Pour passer le temps et maintenir l’entraînement, Laurent-Champrosay organise une « école à feu », c’est-à-dire un exercice qui consiste à régler un tir à obus réels sur un objectif visible depuis un observatoire. On crée donc un objectif en entassant des caisses de munitions vides sur la pente qui va vers la mer. Quand l’exercice commence, le commandant me donne l’ordre de régler un tir sur l’épave d’un cargo échoué en face de ma cote. Je donne des ordres à la batterie et la première salve tombe en travers de la coque, provoquant la chute d’un mât. « Bravo Boris », me dit Kœnig qui était invité à ce spectacle. « Zéro Boris, me dit Laurent-Champrosay, pour régler un tir il faut d’abord encadrer la cible, un coup court, un coup long et ensuite seulement entre les deux. »
Le tir étant quand même réglé, le commandant ordonne, pour le spectacle, un tir nourri de toutes les batteries du régiment sur le tas de caisses. Les obus s’abattent, les caisses volent de tous côtés et on voit sortir de la fumée et des nuages de sable un vieil Arabe qui marche vers nous en nous menaçant de sa canne.

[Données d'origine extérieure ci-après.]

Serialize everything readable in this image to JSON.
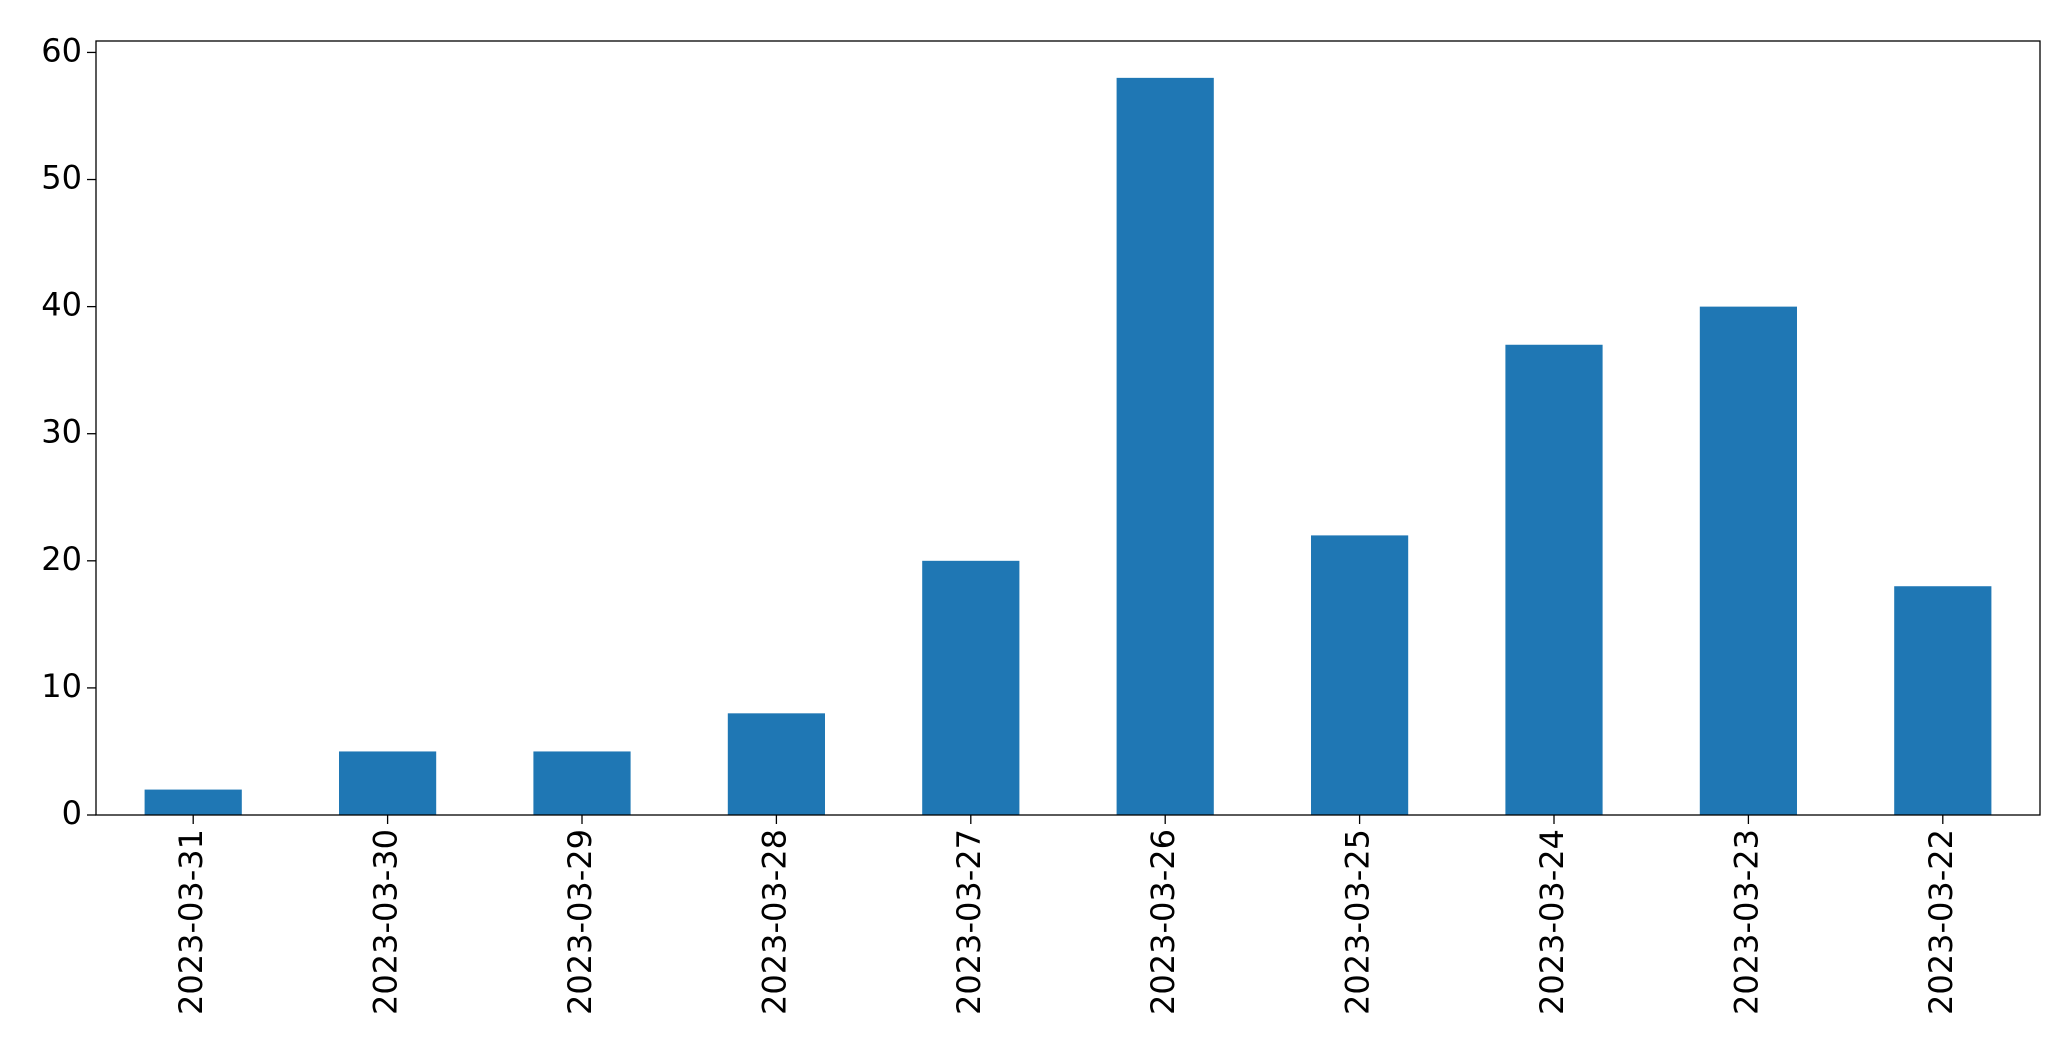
{
  "chart_data": {
    "type": "bar",
    "categories": [
      "2023-03-31",
      "2023-03-30",
      "2023-03-29",
      "2023-03-28",
      "2023-03-27",
      "2023-03-26",
      "2023-03-25",
      "2023-03-24",
      "2023-03-23",
      "2023-03-22"
    ],
    "values": [
      2,
      5,
      5,
      8,
      20,
      58,
      22,
      37,
      40,
      18
    ],
    "color": "#1f77b4",
    "ylim": [
      0,
      60.9
    ],
    "yticks": [
      0,
      10,
      20,
      30,
      40,
      50,
      60
    ],
    "grid": false
  }
}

Je n’ai pas de chance avec ma santé et suis victime, paraît-il, de la dengue : violents maux de tête et vomissements. Je suis évacué, d’abord vers Alexandrie où je « célèbre » mon vingt- deuxième anniversaire au fond d’un lit, puis vers Beyrouth pour parfaire ma guérison.
Comme je me rétablis très vite, un ami, un autre aspirant, Jacques, me demande de le remplacer pendant deux semaines, le temps qu’il prenne une permission qu’il estime bien méritée.
En fait, il s’agit de prendre le commandement des troupes gardant le djebel Druze, massif volcanique du sud de la Syrie. Il est habité par des druzes, des musulmans établis entre le Liban et la Syrie.
Ce sont des cavaliers et ils sont incorporés dans l’armée française à titre indigène. Cela se remarque notamment par le fait que les galons des officiers sont placés verticalement sur leurs manches au lieu de l’être horizontalement.
De plus, ils sont subordonnés aux officiers français, ce qui fait que, simple aspirant, je vois chaque matin des chefs d’escadron à quatre galons me présenter leurs respects.
Je suis installé dans une maison de Soueida, au bord d’un lac, la birket de Soueida, avec ordonnances et cuisinier ; bref, une vraie vie de pacha.
Le dernier jour de mon commandement, j’organise des manœuvres qui opposent les deux escadrons à cheval à l’escadron motorisé, avec des automitrailleuses au blindage plus que léger, et je fais terminer les manœuvres par une charge des escadrons à cheval qui défilent devant moi, au galop et sabre au clair.
Nous sommes à la mi-mars 1942, je rends son commandement à Jacques et rejoins mon régiment près de Derna après un court séjour à Alexandrie.